Poor second quarter results in the midst of continued weak future prospects, prompted Genuity Capital analyst Carl Bayard to lower his target price on Transcontinental Inc. (TCLAF.PK) from C$19 to C$17.50.
Transcontinental reported checkered numbers, hitting its earnings per share forecast at C$0.43, in spite of losing C$19.3-million in revenue to foreign exchange fluctuations, and missing sharply Mr. Bayard's revenue forecast of C$623-million, at C$595-million. The company also posted an EBITDA of C$90.7-million compared with the analyst's forecast of C$97.9-million.

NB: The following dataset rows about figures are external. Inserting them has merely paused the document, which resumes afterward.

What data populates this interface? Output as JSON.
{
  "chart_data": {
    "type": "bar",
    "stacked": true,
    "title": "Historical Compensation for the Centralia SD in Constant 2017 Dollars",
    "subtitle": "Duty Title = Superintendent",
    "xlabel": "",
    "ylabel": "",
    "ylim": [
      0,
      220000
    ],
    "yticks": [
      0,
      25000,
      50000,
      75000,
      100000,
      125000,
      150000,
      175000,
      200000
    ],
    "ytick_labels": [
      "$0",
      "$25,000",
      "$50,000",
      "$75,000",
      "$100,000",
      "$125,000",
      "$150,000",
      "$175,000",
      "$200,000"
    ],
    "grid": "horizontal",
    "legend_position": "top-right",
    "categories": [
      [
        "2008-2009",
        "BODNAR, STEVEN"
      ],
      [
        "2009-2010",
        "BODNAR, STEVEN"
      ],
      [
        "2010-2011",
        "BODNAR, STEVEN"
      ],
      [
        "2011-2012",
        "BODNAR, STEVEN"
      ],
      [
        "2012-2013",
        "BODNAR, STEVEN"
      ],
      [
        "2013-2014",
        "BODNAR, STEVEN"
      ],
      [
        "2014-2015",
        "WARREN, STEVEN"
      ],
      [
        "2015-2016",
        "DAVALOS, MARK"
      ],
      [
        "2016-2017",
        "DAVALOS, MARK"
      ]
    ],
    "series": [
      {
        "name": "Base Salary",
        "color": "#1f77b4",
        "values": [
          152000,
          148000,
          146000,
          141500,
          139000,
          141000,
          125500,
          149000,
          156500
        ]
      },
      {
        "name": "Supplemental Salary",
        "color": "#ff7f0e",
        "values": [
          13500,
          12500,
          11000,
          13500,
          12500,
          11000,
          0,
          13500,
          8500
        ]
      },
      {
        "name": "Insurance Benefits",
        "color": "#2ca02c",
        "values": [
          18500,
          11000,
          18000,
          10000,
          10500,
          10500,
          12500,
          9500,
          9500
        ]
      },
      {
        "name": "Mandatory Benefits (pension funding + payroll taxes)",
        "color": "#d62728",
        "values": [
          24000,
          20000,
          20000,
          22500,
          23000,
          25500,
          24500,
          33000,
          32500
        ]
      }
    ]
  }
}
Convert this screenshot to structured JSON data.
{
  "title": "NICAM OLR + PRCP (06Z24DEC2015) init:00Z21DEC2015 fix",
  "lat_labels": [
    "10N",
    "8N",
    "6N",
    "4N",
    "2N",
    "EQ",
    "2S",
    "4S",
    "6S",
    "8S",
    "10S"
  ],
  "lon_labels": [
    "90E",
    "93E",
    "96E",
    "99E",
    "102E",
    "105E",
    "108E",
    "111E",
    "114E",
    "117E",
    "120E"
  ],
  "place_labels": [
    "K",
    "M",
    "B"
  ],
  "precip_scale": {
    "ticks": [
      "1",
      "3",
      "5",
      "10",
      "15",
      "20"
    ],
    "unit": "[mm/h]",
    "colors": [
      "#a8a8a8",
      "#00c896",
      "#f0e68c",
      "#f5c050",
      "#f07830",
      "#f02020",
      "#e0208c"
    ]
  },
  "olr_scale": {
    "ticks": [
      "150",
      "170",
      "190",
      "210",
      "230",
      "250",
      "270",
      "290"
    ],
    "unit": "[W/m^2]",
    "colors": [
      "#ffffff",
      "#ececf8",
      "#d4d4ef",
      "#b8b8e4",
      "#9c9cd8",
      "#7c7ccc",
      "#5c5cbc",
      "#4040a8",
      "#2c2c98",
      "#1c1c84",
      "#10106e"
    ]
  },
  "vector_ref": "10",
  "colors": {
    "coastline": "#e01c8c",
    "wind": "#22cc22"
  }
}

Mr. Bayard noted that organic growth in EBITDA came from the retail and book groups due to volume increases and efficiency gains from the company's manufacturing platform. Conversely, lower margins in the direct marketing group as well as an unfavorable product mix in the catalogue and magazine groups affected profitability.
With the ongoing U.S. credit crunch continuing to affect its direct marketing operations and sustained pressure from the Canadian dollar, we end up with projected single-digit EPS growth for the company over the next two years.
In spite of a rather drab industry outlook, Mr. Bayard also noted that Transcontinental shares were currently competitively priced.
While reiterating a "hold" on the stock, he told clients that:
Transcontinental's shares are hardly expensive at 10.2x our fiscal 2009 estimated EPS of C$1.73.